Two lesser-known provisions of the B.C. Mental Health Act are being used with increasing regularity, underscoring the extent to which Vancouver continues to struggle with—and involve police in—care for people with a mental illness.
The powers of the act are applied via what’s called a Form 4 and a Form 21.
A Form 4 allows a physician to order a person detained involuntarily and a police officer to apprehend that individual for the purpose of bringing them to a care facility. The measure is largely proactive in nature. A hypothetical example of when a Form 4 might be used is when a person with schizophrenia expresses intent to harm themselves.

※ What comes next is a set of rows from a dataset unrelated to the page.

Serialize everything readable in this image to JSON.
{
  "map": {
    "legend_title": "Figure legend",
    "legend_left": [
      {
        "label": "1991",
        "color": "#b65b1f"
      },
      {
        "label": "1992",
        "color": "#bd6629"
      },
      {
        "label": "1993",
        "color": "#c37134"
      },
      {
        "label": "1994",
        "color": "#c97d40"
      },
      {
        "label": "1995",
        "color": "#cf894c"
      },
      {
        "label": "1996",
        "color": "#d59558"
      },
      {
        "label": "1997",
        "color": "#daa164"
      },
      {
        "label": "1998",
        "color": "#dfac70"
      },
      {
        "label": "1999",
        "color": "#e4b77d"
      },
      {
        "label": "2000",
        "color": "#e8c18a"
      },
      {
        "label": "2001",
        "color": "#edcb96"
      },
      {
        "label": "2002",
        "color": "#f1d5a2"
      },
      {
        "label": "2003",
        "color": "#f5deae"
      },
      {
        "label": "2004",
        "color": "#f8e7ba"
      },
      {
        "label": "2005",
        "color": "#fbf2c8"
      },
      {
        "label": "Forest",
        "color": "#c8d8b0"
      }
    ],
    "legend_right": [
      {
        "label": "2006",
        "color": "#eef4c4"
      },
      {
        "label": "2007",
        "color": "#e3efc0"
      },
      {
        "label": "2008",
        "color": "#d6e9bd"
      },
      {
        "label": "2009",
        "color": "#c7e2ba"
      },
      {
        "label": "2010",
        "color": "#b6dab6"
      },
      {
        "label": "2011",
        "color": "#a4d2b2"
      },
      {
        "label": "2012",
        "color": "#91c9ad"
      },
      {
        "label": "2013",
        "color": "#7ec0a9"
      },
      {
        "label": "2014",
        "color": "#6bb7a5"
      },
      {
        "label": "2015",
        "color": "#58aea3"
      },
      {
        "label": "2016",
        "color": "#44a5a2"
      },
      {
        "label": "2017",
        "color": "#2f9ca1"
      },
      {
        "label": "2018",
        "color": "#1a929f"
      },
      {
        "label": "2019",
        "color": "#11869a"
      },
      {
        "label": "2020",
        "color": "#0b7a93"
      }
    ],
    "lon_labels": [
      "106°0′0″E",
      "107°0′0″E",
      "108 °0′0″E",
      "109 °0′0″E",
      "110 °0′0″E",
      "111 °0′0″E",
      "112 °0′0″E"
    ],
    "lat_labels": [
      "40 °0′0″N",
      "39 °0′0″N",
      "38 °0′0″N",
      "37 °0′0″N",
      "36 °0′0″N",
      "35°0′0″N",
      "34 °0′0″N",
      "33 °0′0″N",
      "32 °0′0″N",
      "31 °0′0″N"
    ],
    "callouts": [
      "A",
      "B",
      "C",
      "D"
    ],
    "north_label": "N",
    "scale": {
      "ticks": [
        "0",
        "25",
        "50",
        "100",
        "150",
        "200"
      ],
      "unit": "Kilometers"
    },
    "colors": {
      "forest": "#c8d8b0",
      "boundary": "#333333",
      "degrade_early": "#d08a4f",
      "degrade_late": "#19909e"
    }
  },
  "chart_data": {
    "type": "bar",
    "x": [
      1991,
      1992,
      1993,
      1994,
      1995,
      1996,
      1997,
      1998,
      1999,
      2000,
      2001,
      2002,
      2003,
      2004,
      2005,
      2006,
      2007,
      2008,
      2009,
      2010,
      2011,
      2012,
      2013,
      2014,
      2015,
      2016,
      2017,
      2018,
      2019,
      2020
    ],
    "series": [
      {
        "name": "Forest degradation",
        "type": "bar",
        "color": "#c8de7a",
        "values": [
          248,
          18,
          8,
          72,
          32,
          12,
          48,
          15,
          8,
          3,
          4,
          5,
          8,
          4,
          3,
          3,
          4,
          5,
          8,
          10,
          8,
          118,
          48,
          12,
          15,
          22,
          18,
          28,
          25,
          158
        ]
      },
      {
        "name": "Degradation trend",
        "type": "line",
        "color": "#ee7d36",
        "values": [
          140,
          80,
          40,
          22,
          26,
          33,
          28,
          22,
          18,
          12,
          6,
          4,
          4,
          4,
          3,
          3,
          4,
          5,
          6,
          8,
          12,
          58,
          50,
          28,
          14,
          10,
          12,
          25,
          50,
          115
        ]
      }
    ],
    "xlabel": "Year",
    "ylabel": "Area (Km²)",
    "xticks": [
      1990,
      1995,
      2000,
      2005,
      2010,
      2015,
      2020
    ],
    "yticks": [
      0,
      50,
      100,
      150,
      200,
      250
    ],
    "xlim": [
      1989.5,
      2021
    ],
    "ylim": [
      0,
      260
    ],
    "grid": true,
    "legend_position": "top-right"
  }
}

A family member could alert that person’s physician, who could then complete a Form 4 to see police take them into custody and transport them to a hospital.
A Form 21 works in a similar manner but is used when a person who has been committed to a care facility and then given leave fails to return by a scheduled deadline.
During the first six months of 2016, Form 4s and Form 21s accounted for 859 Vancouver Police Department apprehensions, on track for a projected 1,718 by the end of the year.
That compares to 679 such apprehensions during 2012, marking a projected 253-percent increase in just four years (the period for which the VPD provided statistics). There were 1,064 Form 4 and 21 apprehensions in 2013, 1,396 in 2014, and 1,663 in 2015.
The data only cover cases involving the VPD, and many Form 4s are resolved without the involvement of law enforcement, meaning those statistics are smaller than the total numbers of forms that doctors issued.
In a telephone interview, VPD spokesperson Const. Brian Montague placed the data in the context of what former police chief Jim Chu described as a “mental-health crisis”.
Montague maintained that more Form 4 and Form 21 apprehensions shouldn’t be viewed in a negative light. He noted they usually originate within the care system and with the goal of connecting a person with the help that a doctor says they need.
Doug King, a lawyer with Pivot Legal Society, called attention to the sharp climb evident in the numbers.
“What has changed?” he asked. “It could point to more collaboration between the police and the health-care system.”
King told the Straight that this sort of cooperation might have positive implications but also raises “serious concerns”. Areas where that is the case, he continued, include record-sharing and unintended implications of police having more access to data about people’s health.
“Getting a tag or notation on your file that says you have a mental illness could be negative in terms of how police are going to treat you in the future,” King said. He also raised questions about which other agencies might have access to that information.
The increase in use of Form 4 and Form 21s mirrors a similar rise in VPD incidents involving another section of the Mental Health Act, known as Section 28. That provision allows police to take a person into custody if an officer deems them to constitute a threat to themselves or others. It differs from the application of Form 4 and Form 21s in that a Section 28 usually involves a person experiencing an acute mental-health crisis.
From 2010 to 2014, VPD apprehensions under Section 28 of the act increased between five and 10 percent each year, from 2,278 to 3,010. They then levelled off when there were 3,050 apprehensions in 2015 and 3,026 projected for 2016 (based on data covering the first six months of this year).
Montague again stressed that the increasing frequency with which police have come to use this section of the act does not constitute bad news.
"In most of those cases, no crime has been committed," he explained. "But it’s an apprehension under the act because a medical professional or a police officer has felt it is for the best interest of the person for their safety and the best interest of the public for their safety to do that.”
Jonny Morris, director of public policy for the Canadian Mental Health Association’s B.C. division, said the Form 4 and Form 21 statistics are further evidence of insufficient attention to preventive care.
“Whenever you are talking about a mental-health apprehension—whether the police are involved or not—we are talking about a point in someone’s trajectory where they are at a crisis,” he explained. “What are the opportunities before you need to exercise legislative authority where the health system could have intervened?”